Perhaps it was in this state of mind that I caught myself turning Quora into a competition. It’s not (or shouldn’t be) and my initial motivations for answering were more altruistic than self-serving. But like some dark passenger (hat tip to Dexter), my competitive nature has emerged. Mind you, there’s nothing wrong with being competitive.

I’ve been criticized for being too self-assured, cocky or condescending. “You seem to think your opinion is always right.” I’ve heard that a number of times. My response is another question. Why would I give an opinion that I didn’t believe in?

While true, I doubt that response helps my case. That’s not to say that I’m never wrong or that I don’t change my mind. I can be persuaded to see another point of view. I enjoy intelligent debate.

That brings me to Adam Lasnik, who started off the new year with two great blog posts. I wholeheartedly agree with his publish first, think later criticism. His musings on why and whether we should contribute to sites like Quora got me thinking.

Why are we contributing to Quora? It’s a funny business in a way. Quora’s business is our contributions. It’s the same knock I have against article directories. They make a business on your content, leasing back a small fraction of their trust and authority in the form of backlinks. It’s not a particularly healthy relationship.

Is Quora different?

I still see value in contributing to a community like Quora and Stack Overflow. I don’t think a policy of isolation is the right course of action. Sharing your expertise is good business. But it makes me think about the motivations for contributing. On the face, you want to share your knowledge with someone. They have a question.

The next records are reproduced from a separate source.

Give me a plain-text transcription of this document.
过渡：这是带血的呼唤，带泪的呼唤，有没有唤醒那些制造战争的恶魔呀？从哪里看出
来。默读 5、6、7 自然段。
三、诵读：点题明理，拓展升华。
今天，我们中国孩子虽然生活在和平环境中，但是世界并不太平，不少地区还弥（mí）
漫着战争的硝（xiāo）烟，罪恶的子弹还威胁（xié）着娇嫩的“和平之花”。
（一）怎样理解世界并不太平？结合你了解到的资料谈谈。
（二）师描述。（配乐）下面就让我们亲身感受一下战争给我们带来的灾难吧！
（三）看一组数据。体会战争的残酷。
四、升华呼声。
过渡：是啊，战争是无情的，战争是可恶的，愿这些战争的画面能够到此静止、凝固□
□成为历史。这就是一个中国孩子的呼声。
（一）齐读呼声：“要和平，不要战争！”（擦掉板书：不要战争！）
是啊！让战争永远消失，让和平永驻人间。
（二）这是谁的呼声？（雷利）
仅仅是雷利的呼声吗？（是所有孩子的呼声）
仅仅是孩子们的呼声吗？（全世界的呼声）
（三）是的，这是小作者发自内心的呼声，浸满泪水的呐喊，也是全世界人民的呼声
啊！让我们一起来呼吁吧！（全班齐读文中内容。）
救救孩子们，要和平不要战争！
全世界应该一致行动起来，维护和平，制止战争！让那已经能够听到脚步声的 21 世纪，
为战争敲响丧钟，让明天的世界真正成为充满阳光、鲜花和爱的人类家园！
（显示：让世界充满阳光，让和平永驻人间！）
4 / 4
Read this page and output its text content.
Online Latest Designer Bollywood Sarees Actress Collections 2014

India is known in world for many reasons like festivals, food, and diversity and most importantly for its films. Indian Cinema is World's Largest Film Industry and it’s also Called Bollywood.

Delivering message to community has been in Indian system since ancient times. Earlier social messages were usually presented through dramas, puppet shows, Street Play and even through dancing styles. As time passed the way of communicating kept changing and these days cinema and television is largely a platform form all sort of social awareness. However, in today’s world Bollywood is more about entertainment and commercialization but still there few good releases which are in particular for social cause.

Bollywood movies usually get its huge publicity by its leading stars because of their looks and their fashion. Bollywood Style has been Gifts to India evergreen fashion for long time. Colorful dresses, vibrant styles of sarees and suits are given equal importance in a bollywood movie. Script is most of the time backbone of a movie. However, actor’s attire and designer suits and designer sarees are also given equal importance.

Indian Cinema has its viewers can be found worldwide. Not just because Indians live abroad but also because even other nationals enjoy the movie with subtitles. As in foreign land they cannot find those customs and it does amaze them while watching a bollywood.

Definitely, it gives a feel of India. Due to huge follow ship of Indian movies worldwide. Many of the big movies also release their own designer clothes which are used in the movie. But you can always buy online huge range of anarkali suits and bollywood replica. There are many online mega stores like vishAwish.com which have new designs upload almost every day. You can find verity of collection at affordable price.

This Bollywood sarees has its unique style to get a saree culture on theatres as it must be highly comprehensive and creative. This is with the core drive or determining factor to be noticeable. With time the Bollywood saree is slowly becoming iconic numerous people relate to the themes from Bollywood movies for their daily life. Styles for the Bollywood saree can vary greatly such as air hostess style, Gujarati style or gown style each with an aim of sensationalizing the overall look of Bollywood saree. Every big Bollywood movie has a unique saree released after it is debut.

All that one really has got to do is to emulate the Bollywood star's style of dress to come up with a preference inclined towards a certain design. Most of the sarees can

You have an answer.

But it’s not like someone asking you in person, or via email or any other number of mediums. They’re not just asking you. Instead of getting one answer, they’ll get a number of answers. That can often be good, but it’s then up to the person or community to determine which of those answers is … best. Dress it up as most useful or interesting – people assign judgment to your content.

Keeping Score

Should we be surprised when we get caught up in wanting to have that best answer? It reminded me of a lyric from Love’s Not A Competition (But I’m Winning) by the Kaiser Chiefs.

I’m not sure what’s truly altruistic anymore,
When every good thing that I do is listed and you’re keeping score,

Whoa.

So I’m guarding against this ego based, game mentality. I don’t want to want to be first to answer a question, nor do I want that dark passenger to push me to contribute more. I’d like to be far more collegiate in nature, because this isn’t a zero sum game.